Tahun politik ditandai dengan akan digelarnya 171 pemilihan kepala daerah dan persiapan Pemilu Presiden 2019 adalah hal biasa. Agustus 2018 sudah akan diketahui peta persaingan di pemilu presiden. Bukan tahun ini saja bangsa Indonesia menggelar pilkada. Melalui instrumen demokrasi itulah, sirkulasi elite berlangsung. Rakyat akan berdaulat memilih pemimpin mereka. Itulah tahun demokrasi yang seharusnya dirayakan dengan kegembiraan.

Meski demikian, bersamaan dengan perayaan Natal 2017, kita menangkap kesan kegelisahan di sebagian masyarakat tentang semangat kita berbangsa dan bernegara. Pesan Natal Konferensi Waligereja Indonesia (KWI) dan Persekutuan Gereja-gereja Indonesia (PGI) tahun 2017 menyiratkan pesan kecemasan itu. "Saat ini kita sedang cemas. Persatuan kita sebagai bangsa sedang terancam perpecahan. Keresahan dan kecemasan itu terasa beberapa tahun belakangan."

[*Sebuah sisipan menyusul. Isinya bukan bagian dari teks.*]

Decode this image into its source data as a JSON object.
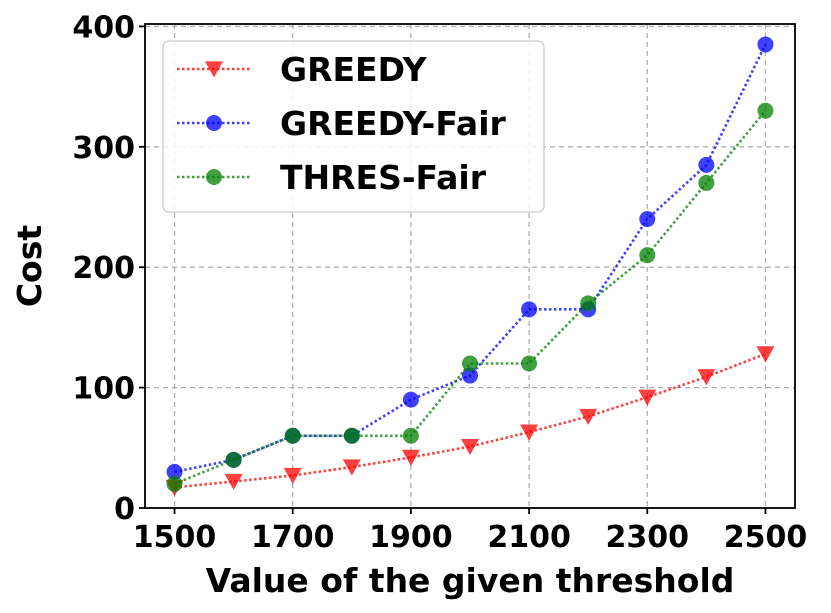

Kita garis bawahi pesan itu. Kecemasan dan kekhawatiran tidak boleh terlalu berlarut menyelimuti hidup kita. Dalam sebuah proses politik yang bernama pemilu akan selalu ada yang kalah dan menang. Namun, dalam sebuah proses pemilu yang mengeksploitasi sentimen primordial, bisa merusak tenun kebangsaan yang dari sananya sudah majemuk. Ada batin yang terluka dan membutuhkan emotional healing yang lama untuk merajut kembali tenun kebangsaan. Terlalu besar risikonya jika gagal dalam menjaga keindonesiaan.

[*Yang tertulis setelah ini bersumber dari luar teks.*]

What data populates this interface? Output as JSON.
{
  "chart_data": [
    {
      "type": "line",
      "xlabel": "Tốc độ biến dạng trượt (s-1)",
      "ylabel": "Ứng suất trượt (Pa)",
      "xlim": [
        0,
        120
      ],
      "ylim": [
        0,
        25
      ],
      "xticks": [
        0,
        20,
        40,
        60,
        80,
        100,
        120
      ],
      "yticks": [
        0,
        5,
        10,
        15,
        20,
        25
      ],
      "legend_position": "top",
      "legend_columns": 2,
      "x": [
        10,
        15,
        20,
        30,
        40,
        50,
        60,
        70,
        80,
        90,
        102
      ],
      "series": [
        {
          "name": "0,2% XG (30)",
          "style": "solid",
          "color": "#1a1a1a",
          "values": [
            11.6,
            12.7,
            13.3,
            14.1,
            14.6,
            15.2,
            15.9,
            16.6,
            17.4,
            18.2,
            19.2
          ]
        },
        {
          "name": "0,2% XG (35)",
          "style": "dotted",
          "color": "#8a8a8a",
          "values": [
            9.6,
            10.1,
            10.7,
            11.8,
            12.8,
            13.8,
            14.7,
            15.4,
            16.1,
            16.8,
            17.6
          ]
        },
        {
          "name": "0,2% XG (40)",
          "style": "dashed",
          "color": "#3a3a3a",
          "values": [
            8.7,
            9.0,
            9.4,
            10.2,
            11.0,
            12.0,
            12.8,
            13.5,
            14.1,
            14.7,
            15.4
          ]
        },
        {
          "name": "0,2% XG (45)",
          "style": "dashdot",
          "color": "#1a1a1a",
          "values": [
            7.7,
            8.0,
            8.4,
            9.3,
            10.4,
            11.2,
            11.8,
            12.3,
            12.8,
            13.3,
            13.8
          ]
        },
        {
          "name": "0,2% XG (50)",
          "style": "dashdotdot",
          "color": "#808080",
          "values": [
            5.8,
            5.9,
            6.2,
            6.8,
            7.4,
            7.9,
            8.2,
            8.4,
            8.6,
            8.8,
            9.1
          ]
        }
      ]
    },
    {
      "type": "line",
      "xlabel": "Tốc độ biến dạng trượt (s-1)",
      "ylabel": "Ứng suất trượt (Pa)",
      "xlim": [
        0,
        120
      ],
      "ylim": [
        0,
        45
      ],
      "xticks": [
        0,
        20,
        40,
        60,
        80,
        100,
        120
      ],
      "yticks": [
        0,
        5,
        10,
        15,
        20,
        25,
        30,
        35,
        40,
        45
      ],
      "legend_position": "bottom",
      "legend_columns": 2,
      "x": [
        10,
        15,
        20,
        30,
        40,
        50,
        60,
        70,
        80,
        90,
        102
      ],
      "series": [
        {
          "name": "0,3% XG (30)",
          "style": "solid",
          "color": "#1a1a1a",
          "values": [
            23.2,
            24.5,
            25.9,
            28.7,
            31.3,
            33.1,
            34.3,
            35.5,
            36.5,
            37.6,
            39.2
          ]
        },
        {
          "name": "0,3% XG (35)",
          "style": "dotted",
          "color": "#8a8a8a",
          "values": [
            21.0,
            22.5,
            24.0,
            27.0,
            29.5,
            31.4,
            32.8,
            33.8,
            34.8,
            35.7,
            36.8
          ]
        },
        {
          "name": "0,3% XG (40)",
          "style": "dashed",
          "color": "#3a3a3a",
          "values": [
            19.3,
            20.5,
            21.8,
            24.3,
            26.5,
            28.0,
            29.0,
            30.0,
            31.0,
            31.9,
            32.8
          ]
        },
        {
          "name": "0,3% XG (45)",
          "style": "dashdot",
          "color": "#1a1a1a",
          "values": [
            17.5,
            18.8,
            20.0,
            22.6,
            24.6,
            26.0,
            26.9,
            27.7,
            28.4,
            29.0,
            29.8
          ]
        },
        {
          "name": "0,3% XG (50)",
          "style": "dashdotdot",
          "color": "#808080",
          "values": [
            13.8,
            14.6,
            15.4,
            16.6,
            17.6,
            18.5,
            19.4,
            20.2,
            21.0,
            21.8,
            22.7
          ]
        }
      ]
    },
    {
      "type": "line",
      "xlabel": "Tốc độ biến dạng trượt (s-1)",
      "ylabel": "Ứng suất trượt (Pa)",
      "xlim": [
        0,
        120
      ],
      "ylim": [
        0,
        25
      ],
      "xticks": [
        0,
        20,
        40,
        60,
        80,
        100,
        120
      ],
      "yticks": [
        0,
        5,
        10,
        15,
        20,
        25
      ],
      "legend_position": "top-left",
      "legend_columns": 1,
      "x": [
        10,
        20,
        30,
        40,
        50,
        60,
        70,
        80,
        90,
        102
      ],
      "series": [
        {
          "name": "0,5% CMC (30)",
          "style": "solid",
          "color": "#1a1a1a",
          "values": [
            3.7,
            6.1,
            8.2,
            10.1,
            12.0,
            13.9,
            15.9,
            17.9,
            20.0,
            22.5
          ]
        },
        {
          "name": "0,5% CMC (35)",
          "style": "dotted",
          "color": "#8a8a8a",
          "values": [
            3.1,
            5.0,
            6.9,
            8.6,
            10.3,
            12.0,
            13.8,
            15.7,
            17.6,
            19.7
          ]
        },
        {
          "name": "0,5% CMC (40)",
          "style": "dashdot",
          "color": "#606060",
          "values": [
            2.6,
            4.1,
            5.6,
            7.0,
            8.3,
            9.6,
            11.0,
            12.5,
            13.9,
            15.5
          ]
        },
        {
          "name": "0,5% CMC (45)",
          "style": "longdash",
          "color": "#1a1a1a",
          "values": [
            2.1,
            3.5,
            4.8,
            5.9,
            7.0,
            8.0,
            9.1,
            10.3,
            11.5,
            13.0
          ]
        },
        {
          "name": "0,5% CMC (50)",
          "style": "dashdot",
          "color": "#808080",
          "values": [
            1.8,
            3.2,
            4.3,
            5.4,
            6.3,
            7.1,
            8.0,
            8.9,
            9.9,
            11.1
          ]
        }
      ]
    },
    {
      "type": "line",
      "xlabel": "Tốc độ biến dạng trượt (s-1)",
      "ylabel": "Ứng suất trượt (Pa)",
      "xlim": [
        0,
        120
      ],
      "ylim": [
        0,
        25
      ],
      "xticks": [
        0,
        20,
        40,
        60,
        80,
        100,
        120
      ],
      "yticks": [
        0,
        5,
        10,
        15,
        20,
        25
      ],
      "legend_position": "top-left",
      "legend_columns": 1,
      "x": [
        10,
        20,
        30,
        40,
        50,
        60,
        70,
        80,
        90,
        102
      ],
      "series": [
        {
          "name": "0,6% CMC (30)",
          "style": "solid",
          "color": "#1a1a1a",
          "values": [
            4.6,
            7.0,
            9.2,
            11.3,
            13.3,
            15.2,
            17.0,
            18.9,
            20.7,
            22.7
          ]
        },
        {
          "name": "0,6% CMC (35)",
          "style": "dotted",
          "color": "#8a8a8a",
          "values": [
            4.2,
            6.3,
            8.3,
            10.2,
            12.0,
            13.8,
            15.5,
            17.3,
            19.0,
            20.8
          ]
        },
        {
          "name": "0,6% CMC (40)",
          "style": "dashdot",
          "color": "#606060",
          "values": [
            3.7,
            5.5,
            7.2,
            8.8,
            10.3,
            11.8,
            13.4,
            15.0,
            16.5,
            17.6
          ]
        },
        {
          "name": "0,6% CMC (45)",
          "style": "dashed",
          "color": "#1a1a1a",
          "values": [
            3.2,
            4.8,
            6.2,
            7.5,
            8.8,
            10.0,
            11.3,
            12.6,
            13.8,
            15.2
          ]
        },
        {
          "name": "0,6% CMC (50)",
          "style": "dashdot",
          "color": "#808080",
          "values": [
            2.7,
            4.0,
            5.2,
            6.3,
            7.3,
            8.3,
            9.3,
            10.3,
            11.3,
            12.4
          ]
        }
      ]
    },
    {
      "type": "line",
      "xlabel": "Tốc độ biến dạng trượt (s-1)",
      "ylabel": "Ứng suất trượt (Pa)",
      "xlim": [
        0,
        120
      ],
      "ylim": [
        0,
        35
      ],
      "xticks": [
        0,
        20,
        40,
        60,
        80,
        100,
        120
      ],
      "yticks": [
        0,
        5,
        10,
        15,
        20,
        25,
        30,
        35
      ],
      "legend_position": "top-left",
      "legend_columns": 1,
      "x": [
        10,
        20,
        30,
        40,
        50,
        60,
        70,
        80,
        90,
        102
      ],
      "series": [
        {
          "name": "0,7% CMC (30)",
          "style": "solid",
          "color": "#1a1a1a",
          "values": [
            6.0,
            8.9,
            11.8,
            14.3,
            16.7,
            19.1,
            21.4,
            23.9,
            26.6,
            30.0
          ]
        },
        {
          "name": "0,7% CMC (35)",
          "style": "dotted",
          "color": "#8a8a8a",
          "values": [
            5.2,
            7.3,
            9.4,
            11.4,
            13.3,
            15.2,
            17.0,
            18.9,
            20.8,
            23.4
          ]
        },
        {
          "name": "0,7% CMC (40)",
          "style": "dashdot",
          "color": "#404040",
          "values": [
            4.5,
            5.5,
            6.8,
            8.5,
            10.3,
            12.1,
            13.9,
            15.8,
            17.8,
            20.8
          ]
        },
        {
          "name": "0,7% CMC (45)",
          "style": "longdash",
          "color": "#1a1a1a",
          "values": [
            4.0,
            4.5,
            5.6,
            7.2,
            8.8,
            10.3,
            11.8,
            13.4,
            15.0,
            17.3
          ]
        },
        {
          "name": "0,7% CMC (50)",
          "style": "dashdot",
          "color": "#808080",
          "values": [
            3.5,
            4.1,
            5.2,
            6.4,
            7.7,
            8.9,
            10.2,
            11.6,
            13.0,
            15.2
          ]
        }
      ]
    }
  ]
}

Pemilihan presiden AS yang menempatkan Donald Trump menjadi contoh. Tindakan Trump dalam membelah warga Amerika, sampai membuat Presiden Barack Obama berkomentar, "Kalau Anda menang kampanye dengan memecah belah rakyat, Anda takkan bisa memerintah dan Anda tak akan bisa mempersatukan mereka."

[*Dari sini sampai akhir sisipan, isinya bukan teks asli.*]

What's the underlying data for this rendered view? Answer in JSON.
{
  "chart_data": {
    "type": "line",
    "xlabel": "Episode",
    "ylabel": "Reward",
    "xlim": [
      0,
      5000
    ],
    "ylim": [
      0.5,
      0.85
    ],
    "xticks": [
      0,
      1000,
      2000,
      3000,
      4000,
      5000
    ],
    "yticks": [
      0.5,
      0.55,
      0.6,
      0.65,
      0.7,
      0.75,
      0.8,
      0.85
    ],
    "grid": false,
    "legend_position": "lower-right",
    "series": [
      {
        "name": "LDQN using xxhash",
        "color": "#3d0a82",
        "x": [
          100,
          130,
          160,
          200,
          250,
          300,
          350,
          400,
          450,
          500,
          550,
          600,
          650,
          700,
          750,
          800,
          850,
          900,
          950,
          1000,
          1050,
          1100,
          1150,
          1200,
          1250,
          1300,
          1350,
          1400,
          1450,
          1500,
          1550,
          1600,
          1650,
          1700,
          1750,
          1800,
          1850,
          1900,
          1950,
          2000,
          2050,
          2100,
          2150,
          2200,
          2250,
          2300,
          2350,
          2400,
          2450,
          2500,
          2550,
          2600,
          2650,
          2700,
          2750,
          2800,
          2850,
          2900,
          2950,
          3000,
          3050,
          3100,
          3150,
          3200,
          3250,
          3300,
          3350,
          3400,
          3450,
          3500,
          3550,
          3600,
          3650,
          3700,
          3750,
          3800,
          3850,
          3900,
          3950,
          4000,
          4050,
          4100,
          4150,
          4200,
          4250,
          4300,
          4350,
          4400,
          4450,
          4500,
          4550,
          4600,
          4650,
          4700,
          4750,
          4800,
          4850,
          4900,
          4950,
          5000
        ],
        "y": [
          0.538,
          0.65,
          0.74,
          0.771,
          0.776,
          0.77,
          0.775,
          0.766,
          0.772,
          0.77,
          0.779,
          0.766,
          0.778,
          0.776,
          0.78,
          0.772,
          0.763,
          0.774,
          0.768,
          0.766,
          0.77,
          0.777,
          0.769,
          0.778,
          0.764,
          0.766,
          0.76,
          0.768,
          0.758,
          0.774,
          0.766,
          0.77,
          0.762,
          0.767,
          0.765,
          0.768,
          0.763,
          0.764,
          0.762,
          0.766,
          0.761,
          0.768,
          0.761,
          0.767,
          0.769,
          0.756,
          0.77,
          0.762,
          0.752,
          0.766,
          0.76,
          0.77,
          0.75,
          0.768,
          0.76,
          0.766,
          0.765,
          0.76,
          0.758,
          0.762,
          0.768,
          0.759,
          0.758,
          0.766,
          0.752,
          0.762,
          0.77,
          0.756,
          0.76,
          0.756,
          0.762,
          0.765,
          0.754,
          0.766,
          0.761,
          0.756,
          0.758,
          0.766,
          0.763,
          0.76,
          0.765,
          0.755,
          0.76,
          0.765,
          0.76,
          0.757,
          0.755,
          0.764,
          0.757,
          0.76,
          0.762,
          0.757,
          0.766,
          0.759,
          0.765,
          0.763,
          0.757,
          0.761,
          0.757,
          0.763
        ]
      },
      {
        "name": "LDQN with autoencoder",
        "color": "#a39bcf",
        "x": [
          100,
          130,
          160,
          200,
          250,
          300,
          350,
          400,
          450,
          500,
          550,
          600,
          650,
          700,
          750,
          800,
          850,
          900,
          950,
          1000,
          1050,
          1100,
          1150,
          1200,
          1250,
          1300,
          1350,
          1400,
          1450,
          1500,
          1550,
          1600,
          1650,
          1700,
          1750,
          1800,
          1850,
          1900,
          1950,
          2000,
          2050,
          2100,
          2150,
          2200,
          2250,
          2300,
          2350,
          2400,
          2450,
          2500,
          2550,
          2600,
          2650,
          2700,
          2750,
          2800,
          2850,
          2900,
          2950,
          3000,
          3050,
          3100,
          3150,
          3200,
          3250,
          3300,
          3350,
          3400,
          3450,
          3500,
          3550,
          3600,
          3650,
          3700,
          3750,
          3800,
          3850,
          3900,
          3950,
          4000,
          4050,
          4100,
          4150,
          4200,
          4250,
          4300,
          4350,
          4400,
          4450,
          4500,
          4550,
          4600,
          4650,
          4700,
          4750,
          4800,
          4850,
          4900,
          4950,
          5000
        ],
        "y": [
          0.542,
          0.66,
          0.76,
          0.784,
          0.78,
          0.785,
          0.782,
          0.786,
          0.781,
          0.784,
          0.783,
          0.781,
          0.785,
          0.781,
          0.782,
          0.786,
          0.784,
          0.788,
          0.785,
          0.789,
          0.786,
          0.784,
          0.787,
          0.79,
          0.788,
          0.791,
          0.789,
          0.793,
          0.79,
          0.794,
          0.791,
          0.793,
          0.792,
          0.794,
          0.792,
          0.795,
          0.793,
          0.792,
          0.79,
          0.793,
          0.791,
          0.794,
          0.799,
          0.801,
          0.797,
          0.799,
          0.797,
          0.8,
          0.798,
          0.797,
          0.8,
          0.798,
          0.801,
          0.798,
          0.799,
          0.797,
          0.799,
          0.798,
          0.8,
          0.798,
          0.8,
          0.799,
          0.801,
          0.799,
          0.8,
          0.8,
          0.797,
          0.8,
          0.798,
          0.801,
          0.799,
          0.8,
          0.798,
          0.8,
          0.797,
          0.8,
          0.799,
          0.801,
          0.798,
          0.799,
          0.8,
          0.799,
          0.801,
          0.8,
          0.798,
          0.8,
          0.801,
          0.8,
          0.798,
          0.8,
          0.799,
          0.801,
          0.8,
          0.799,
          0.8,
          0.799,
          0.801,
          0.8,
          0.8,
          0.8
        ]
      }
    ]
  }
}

Pidato Obama relevan dengan kondisi kekinian di Tanah Air. Elite politik yang akan mengikuti pilkada dan pilpres hendaknya memahami bahwa mereka juga punya tanggung jawab besar merajut tenun kebangsaan dan bukan malah merusak tenun kebangsaan yang sudah dibangun pendiri bangsa, apalagi hanya sekadar berburu kuasa. Tenun kebangsaan yang terkoyak harus kembali dirajut dengan sikap batin yang jujur bukan artifisial.